While RCT data is important, it’s just as important that manufacturers understand how patients will respond to their products in a real-life environment. Since this kind of data is held elsewhere, manufacturers will need to form collaborative partnerships with payers, providers or IT companies. These relationships can be risky, but may also prevent another Vioxx situation from occurring (and the subsequent cost to settle lawsuits), identify opportunities to further strengthen a product’s position, or find additional uses that might become new indications for the product.
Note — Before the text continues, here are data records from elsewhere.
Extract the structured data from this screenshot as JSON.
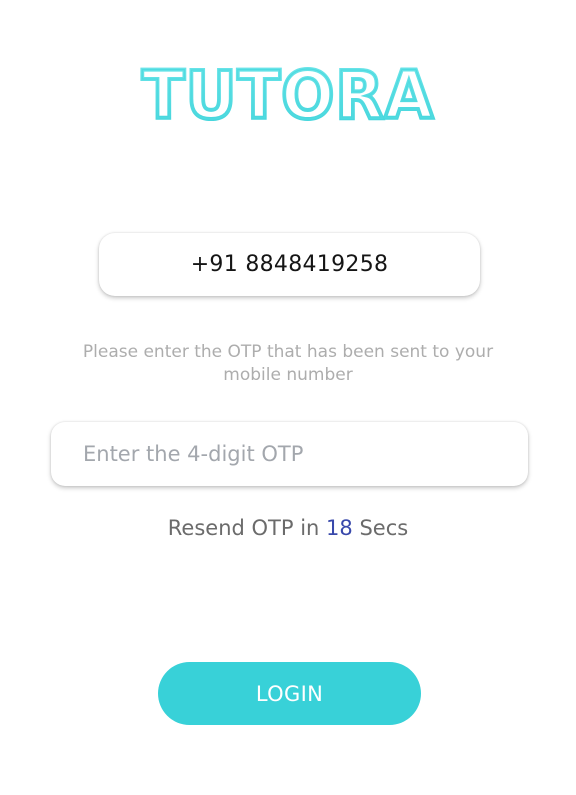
{
  "app": {
    "logo_text": "TUTORA",
    "brand_color": "#4fdbe0"
  },
  "phone": {
    "number": "+91 8848419258"
  },
  "instruction": {
    "text": "Please enter the OTP that has been sent to your mobile number"
  },
  "otp": {
    "placeholder": "Enter the 4-digit OTP",
    "value": ""
  },
  "resend": {
    "prefix": "Resend OTP in",
    "count": "18",
    "suffix": "Secs",
    "count_color": "#3949ab"
  },
  "login": {
    "label": "LOGIN",
    "color": "#38d1d8"
  }
}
 Rethinking Traditional Marketing Strategies

Payers want to ensure that patients get the products they need, but have become increasingly critical of DTC marketing efforts, particularly broadcast advertising and couponing. Significant media efforts that drive use cause payers to evaluate a product’s economic and clinical value that much closer and demonstrates a lack of consideration for the payer’s cost. However, offering samples that clinicians can use to ensure the product works for the patient is viewed more favorably.

Recognizing payers as key customers is critical going forward. As companies take payers’ needs and requirements into consideration in their product development and commercialization processes, they’ll be able to deliver the economic and clinical value payers are seeking. In return, they’ll be able to achieve optimal market access for their products.


1. Reference-based pricing assumes that medications within a certain therapeutic class are interchangeable. A product is picked as the “reference” and its price is used to set the reimbursement level for the product class.

  • Kimberly E. White

    Kimberly White, MBA is Vice President, Pharma and Device Practices at Numerof. Kim specializes in market access strategies and commercialization approaches that work in the new healthcare.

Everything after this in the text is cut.